Die so gewonnenen Halogensilberemulsionen mit diffusionsechten Farbstoffbildnern können in an sich bekannter Weise zu photographischen Schichten verarbeitet werden, wobei diese mit mehreren Schichten auf einer oder beiden Seiten eines Schichtträger übereinander angeordnet werden können.
Die Schichten können zur Aufnahme von Schwarzweiss- oder farbigen Bildern verwendet werden. Für farbenphotographische Zwecke werden die Schichten zweckmässig für verschiedene Bereiche des Spektrums sensibilisiert. Gegebenenfalls können neben Farbstoffkomponenten gemäss dem vorliegenden Verfahren in einer Schicht noch mehrere Farbstoffkomponenten untergebracht werden.
Für gewisse Zwecke ist es von Vorteil, die Farbstoffkomponente so auszuwählen, dass man bei der Herstellung daraus ein neutralgraues Bild erhält.

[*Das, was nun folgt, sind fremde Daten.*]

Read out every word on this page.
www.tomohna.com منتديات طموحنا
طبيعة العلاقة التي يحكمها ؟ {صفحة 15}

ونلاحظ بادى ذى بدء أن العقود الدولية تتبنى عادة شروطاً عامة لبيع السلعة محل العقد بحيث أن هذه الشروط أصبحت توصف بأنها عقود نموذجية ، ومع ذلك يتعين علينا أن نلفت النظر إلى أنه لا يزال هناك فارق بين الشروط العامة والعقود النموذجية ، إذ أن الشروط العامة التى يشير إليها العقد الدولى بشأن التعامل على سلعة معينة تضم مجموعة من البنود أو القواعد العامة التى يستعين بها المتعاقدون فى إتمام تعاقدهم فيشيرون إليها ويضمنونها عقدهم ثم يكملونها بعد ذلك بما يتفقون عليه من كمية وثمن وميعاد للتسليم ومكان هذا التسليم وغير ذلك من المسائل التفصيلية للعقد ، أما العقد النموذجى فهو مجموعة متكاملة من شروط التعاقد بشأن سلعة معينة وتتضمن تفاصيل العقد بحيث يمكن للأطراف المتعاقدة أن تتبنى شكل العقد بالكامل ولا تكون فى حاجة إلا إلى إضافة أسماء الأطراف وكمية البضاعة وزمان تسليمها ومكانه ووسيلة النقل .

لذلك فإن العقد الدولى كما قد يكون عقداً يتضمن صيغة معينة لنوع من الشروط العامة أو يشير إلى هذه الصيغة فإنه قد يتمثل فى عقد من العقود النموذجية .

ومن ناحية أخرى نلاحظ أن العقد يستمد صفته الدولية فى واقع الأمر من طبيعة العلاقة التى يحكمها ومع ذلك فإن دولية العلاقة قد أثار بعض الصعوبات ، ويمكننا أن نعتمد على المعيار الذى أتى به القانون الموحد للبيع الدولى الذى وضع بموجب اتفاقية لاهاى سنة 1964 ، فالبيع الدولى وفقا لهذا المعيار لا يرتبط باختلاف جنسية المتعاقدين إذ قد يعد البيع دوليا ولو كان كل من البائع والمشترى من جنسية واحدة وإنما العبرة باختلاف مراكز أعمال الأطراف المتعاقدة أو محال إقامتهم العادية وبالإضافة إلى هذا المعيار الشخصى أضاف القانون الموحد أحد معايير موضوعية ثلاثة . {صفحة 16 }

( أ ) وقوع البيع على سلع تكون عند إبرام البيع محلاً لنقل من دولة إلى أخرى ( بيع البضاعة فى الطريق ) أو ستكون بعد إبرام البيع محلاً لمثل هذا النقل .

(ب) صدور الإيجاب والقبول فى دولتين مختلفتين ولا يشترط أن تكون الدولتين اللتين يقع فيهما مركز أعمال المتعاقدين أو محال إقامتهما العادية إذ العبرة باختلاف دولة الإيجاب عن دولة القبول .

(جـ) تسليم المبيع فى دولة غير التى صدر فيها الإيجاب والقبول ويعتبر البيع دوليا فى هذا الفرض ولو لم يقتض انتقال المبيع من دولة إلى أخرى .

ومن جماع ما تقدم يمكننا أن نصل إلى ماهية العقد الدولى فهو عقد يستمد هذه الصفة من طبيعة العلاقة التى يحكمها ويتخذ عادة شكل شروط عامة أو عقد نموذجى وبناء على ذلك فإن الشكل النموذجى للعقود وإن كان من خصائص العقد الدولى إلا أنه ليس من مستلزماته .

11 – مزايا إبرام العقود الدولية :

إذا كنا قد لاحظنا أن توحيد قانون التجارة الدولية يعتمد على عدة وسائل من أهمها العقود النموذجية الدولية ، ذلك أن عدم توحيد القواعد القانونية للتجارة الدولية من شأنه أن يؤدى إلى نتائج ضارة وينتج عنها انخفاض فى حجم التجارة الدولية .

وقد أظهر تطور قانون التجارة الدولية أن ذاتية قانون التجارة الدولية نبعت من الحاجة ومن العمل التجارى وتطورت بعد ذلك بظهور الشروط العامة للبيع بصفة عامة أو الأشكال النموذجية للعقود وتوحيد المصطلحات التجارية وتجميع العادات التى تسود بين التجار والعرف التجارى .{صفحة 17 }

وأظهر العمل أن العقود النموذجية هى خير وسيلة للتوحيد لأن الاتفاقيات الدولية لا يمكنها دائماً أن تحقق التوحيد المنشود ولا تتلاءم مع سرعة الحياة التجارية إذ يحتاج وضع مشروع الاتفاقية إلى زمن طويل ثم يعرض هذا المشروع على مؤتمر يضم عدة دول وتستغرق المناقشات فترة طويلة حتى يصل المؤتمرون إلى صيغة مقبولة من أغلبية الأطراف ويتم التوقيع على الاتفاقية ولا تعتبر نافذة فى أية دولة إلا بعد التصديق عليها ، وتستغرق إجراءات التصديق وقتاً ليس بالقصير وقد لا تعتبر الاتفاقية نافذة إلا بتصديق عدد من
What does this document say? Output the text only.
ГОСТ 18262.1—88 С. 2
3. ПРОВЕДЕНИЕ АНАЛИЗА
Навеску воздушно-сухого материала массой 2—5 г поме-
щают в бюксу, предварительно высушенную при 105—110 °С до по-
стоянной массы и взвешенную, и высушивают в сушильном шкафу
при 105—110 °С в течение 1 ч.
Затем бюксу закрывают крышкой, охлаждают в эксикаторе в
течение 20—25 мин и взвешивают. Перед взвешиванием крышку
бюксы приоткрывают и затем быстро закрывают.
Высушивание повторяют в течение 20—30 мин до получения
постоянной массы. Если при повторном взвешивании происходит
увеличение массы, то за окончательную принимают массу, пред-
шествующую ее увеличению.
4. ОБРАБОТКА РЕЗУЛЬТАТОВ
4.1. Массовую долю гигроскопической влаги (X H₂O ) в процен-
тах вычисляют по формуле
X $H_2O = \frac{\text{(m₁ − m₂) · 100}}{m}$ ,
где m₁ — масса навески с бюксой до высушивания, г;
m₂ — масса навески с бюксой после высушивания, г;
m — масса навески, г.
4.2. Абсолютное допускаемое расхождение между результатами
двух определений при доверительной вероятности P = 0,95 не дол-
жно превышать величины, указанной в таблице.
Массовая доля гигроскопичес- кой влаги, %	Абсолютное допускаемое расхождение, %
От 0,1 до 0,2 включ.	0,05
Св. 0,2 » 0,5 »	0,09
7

Die Emulsionen können aber auch in anderer Weise verarbeitet werden, z. B. können verschieden sensibilisierte Emulsionen mit verschiedenen Farbstoffbildnern in Form von kleinen Partikeln auf einem Schichtträger verteilt werden.
In den belichteten Emulsionsschiehten können die Bilder durch einfache oder chromogene Entwicklung oder durch Umkehrentwicklung nach den Verfahren der französischen Patente Nr. 811541 und 823600 erzeugt werden. Bei der Herstellung von farbigen Bildern wird das Silber in den meisten Fällen restlos entfernt. Bei der Herstellung von Sehwarzweissbildern mit Hilfe von nach dem vorliegenden Verfahren hergestellten Halogensilberschichten kann das Silber entfernt werden oder mit dem Farbstoffbild in der Schicht verbleiben. In gewissen Fällen kann es vorteilhaft sein, dass das Silber ganz oder teilweise in der Schicht verbleibt.